The training-validation-test procedure is not the only mean to avoid overfitting problems. Here, we keep very low the number of inputs and hidden neurons, so that the free parameters of our NN models are an order of magnitude less than the number of patterns in the training set.

Code availability

MATLAB® code for NN generalized leave-one-out modelling and attribution runs is included in the Supplementary information.

Data availability

We consider annual data of global combined land and marine temperature anomalies since 1850 (HadCRUT4)29 from the Met Office Hadley Centre, available at https://crudata.uea.ac.uk/cru/data/temperature/.

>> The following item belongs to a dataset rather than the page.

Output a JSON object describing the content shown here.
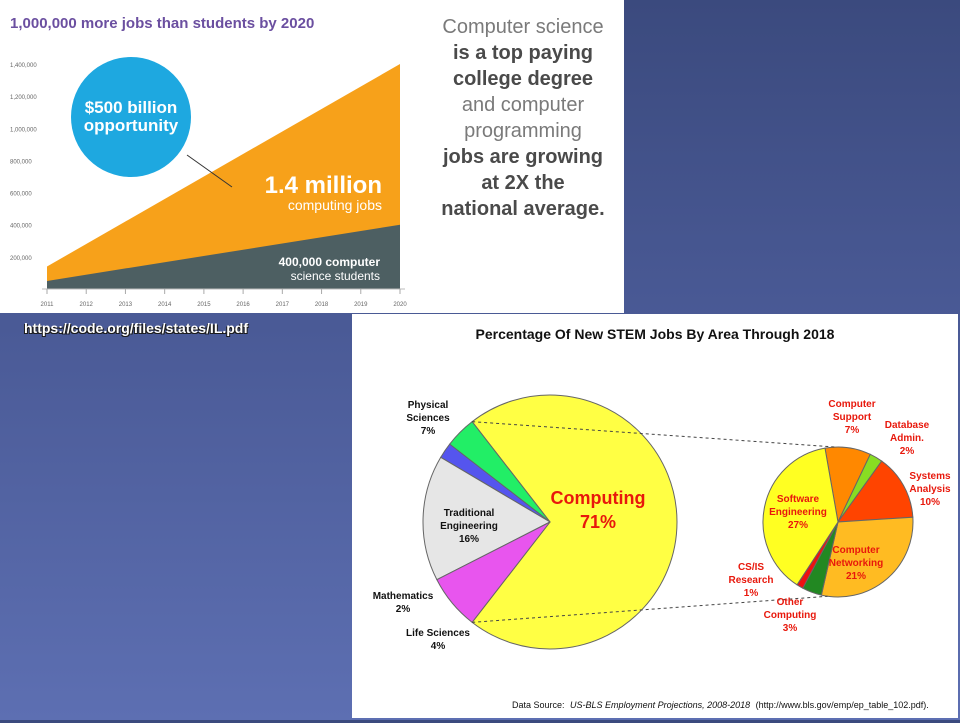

As far as data about radiative forcings are concerned, we use the freely available dataset collected at http://www.sterndavidi.com/datasite.html and referred to a paper by Stern & Kaufmann30, where the data on GHGs concentrations are taken from the NASA/GISS website and the related RF calculations are performed through standard formulas31,32.

As for sulphates, data about global estimates of their emissions33,34 are available only till 2011. The calculation30 of direct and indirect RFs are based on slight modifications of previous studies35,36. Data about RF of black carbon37 come from the RCP8.5 scenario.

Solar irradiance is approximated by an index previously assembled38 and available at https://data.giss.nasa.gov/modelforce/solar.irradiance/. The conversion from solar irradiance to RFSOLAR is obtained in a standard way32.

Volcanic activity of dust emission is considered through the optical thickness data39 from https://data.giss.nasa.gov/modelforce/strataer/ and RFVOL is −27 times the optical thickness30.

In this paper we consider three indices for representing patterns of natural variability, i.e.:

Data about anthropogenic radiative forcings in the alternative scenarios used for the sensitivity analyses are available at https://data.giss.nasa.gov/modelforce/Fi_Miller_et_al14_upd.txt and https://data.giss.nasa.gov/modelforce/Fe_H11_1880-2011.txt, for CMIP520 and Hansen et al.21, respectively. The first available year for the latter dataset is 1880, so that here it is extended backward to 1850 by filling the first 30 years with zero values for anthropogenic RF.

The dataset used in this paper is included in the Supplementary information.